Imagino como seria se os enterros fossem sempre grandes festas, com os falecidos em trajes de gala em um evento tão grande quanto um casamento, transformando a celebração fúnebre em algo mais refinado. Como seria legal se os funerais vikings virassem moda e todos os pertences fossem queimados junto com seu dono. Não que eu acredite que alguma dessas coisas possam ser usadas pelo defunto na vida eterna, mas o fogo em grandes proporções normalmente tem um efeito estético bastante interessante. Mesmo que não tivesse nada disso seria bom se, quando víssemos alguém partir, nos lembrássemos menos da falta que essa pessoa vai fazer e mais da diferença que ela fez.

Contos de Segunda #20

  Aderbal morreu. Aconteceu numa segunda-feira, Dia de Finados. Toda a família estava viajando, mas Aderbal acabou ficando em casa, queria aproveitar os dias de folga para fazer alguns pequenos consertos na casa e adiantar um trabalho extra que ele tinha conseguido. O plano parecia bom, o tempo parecia suficiente, tudo deu certo… Pelo menos até no domingo.

    Aderbal caiu da escada. Por sorte ele só quebrou a perna, mas acabou passando a noite no hospital. Junto com ele estava internado um segundo Aderbal, uns 15 anos mais velho e com uma dúzia de doenças diferentes. Durante a madrugada de segunda uma dessas doenças acabou matando o segundo Aderbal. Quando isso aconteceu o Aderbal da perna quebrada estava na sala de espera da emergência assistindo um dos seus filmes preferidos no Corujão. Todos esses fatores acabaram criando o cenário perfeito para fazer todos pensarem que os dois Aderbais faleceram naquela madrugada.

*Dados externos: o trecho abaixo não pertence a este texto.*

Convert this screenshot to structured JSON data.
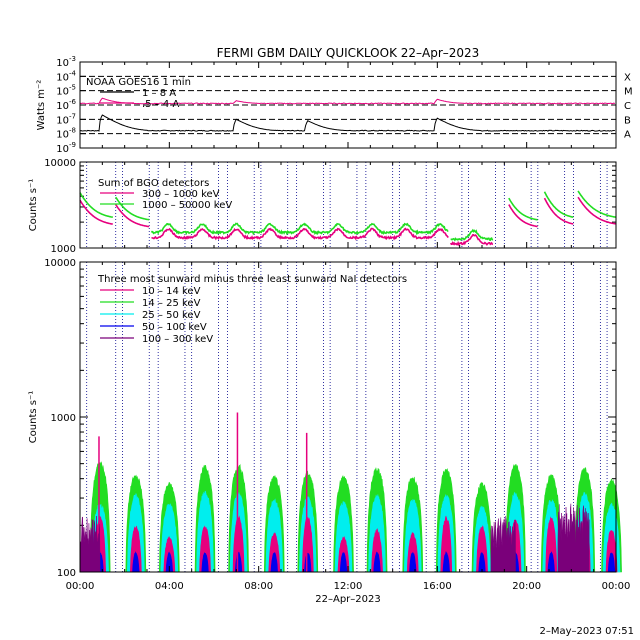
{
  "title": "FERMI GBM DAILY QUICKLOOK  22–Apr–2023",
  "footer": "2–May–2023 07:51",
  "colors": {
    "black": "#000000",
    "magenta": "#e6007e",
    "green": "#22dd22",
    "cyan": "#00eeee",
    "blue": "#0000ee",
    "purple": "#7a007a",
    "dotted": "#00008b"
  },
  "chart_data": [
    {
      "type": "line",
      "panel": "goes",
      "ylabel": "Watts m⁻²",
      "ytick_exponents": [
        "-3",
        "-4",
        "-5",
        "-6",
        "-7",
        "-8",
        "-9"
      ],
      "yscale": "log",
      "ylim": [
        1e-09,
        0.001
      ],
      "flare_classes": [
        "X",
        "M",
        "C",
        "B",
        "A"
      ],
      "legend_title": "NOAA GOES16 1 min",
      "series": [
        {
          "name": "1 – 8 A",
          "color": "#000000",
          "baseline": 1.5e-08,
          "peaks": [
            [
              1.0,
              2e-07
            ],
            [
              7.0,
              1e-07
            ],
            [
              10.2,
              8e-08
            ],
            [
              16.0,
              1.2e-07
            ]
          ]
        },
        {
          "name": ".5 – 4 A",
          "color": "#e6007e",
          "baseline": 1.2e-06,
          "peaks": [
            [
              1.0,
              3e-06
            ],
            [
              7.0,
              2e-06
            ],
            [
              16.0,
              2.5e-06
            ]
          ]
        }
      ]
    },
    {
      "type": "line",
      "panel": "bgo",
      "ylabel": "Counts s⁻¹",
      "yscale": "log",
      "ylim": [
        1000,
        10000
      ],
      "ytick_labels": [
        "10000",
        "1000"
      ],
      "legend_title": "Sum of BGO detectors",
      "series": [
        {
          "name": "300 – 1000 keV",
          "color": "#e6007e"
        },
        {
          "name": "1000 – 50000 keV",
          "color": "#22dd22"
        }
      ],
      "segments": [
        {
          "start": 0.0,
          "end": 1.5,
          "peak_magenta": 3600,
          "peak_green": 4400,
          "end_magenta": 1800
        },
        {
          "start": 1.6,
          "end": 3.1,
          "peak_magenta": 3200,
          "peak_green": 3900,
          "end_magenta": 1700
        },
        {
          "start": 3.2,
          "end": 16.5,
          "level_magenta": 1350,
          "level_green": 1550
        },
        {
          "start": 16.6,
          "end": 18.5,
          "level_magenta": 1150,
          "level_green": 1300
        },
        {
          "start": 19.2,
          "end": 20.5,
          "peak_magenta": 3200,
          "peak_green": 3800,
          "end_magenta": 1700
        },
        {
          "start": 20.8,
          "end": 22.1,
          "peak_magenta": 3800,
          "peak_green": 4500,
          "end_magenta": 1800
        },
        {
          "start": 22.3,
          "end": 24.0,
          "peak_magenta": 3900,
          "peak_green": 4600,
          "end_magenta": 1800
        }
      ]
    },
    {
      "type": "area",
      "panel": "nai",
      "ylabel": "Counts s⁻¹",
      "yscale": "log",
      "ylim": [
        100,
        10000
      ],
      "ytick_labels": [
        "10000",
        "1000",
        "100"
      ],
      "legend_title": "Three most sunward minus three least sunward NaI detectors",
      "series": [
        {
          "name": "10 – 14 keV",
          "color": "#e6007e"
        },
        {
          "name": "14 – 25 keV",
          "color": "#22dd22"
        },
        {
          "name": "25 – 50 keV",
          "color": "#00eeee"
        },
        {
          "name": "50 – 100 keV",
          "color": "#0000ee"
        },
        {
          "name": "100 – 300 keV",
          "color": "#7a007a"
        }
      ],
      "orbit_peaks": [
        {
          "t": 0.9,
          "green": 520,
          "cyan": 280,
          "magenta": 750
        },
        {
          "t": 2.5,
          "green": 430,
          "cyan": 320,
          "magenta": 200
        },
        {
          "t": 4.0,
          "green": 380,
          "cyan": 280,
          "magenta": 170
        },
        {
          "t": 5.6,
          "green": 490,
          "cyan": 340,
          "magenta": 200
        },
        {
          "t": 7.1,
          "green": 500,
          "cyan": 330,
          "magenta": 1070
        },
        {
          "t": 8.7,
          "green": 420,
          "cyan": 300,
          "magenta": 180
        },
        {
          "t": 10.2,
          "green": 450,
          "cyan": 310,
          "magenta": 790
        },
        {
          "t": 11.8,
          "green": 420,
          "cyan": 290,
          "magenta": 170
        },
        {
          "t": 13.3,
          "green": 480,
          "cyan": 320,
          "magenta": 190
        },
        {
          "t": 14.9,
          "green": 420,
          "cyan": 300,
          "magenta": 180
        },
        {
          "t": 16.4,
          "green": 470,
          "cyan": 320,
          "magenta": 260
        },
        {
          "t": 18.0,
          "green": 380,
          "cyan": 270,
          "magenta": 200
        },
        {
          "t": 19.5,
          "green": 500,
          "cyan": 330,
          "magenta": 220
        },
        {
          "t": 21.1,
          "green": 430,
          "cyan": 300,
          "magenta": 290
        },
        {
          "t": 22.6,
          "green": 480,
          "cyan": 330,
          "magenta": 290
        },
        {
          "t": 23.8,
          "green": 400,
          "cyan": 280,
          "magenta": 190
        }
      ],
      "purple_bursts": [
        {
          "start": 0.0,
          "end": 0.9,
          "level": 230
        },
        {
          "start": 18.4,
          "end": 19.5,
          "level": 230
        },
        {
          "start": 21.4,
          "end": 22.8,
          "level": 280
        }
      ]
    }
  ],
  "x_axis": {
    "label": "22–Apr–2023",
    "range_hours": [
      0,
      24
    ],
    "tick_labels": [
      "00:00",
      "04:00",
      "08:00",
      "12:00",
      "16:00",
      "20:00",
      "00:00"
    ],
    "saa_lines_hours": [
      0.3,
      1.6,
      1.9,
      3.1,
      3.5,
      4.7,
      5.0,
      6.2,
      6.6,
      7.8,
      8.1,
      9.3,
      9.7,
      10.9,
      11.2,
      12.4,
      12.8,
      14.0,
      14.3,
      15.5,
      15.9,
      17.1,
      17.4,
      18.6,
      19.0,
      20.2,
      20.5,
      21.7,
      22.1,
      23.3,
      23.6
    ]
  }
}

    Os analgésicos da meia-noite acabaram fazendo bem depois do esperado, isso deixou Aderbal nocauteado na sala de espera até a metade da manhã. Esse tempo foi suficiente para que as famílias dos dois Aderbais fossem comunicadas pelo hospital. Como só havia um corpo a ser reconhecido e todos estavam bastante perturbados pela perda recente, não é de se estranhar que tudo terminasse em confusão. Gritaria, agressões de todos os tipos, a especulação de que Aderbal tinha duas famílias e a quantidade crescente de parentes acabaram fazendo a confusão tomar conta de toda a emergência do hospital. A confusão foi tamanha que ninguém notou quando Aderbal acordou na sala de espera, agilizou sua alta com um dos médicos que ainda estava fora da confusão. Ele também não percebeu nada, a dor na perna era suficiente para ocupar todos os seus pensamentos. Ao colocar a mão no bolso percebeu que o celular havia ficado em casa. Aderbal parou o primeiro táxi que passou, estava com pressa, precisava chegar em casa antes do resto da família. Só Deus sabe o que eles pensariam quando chegassem lá e não encontrassem ninguém.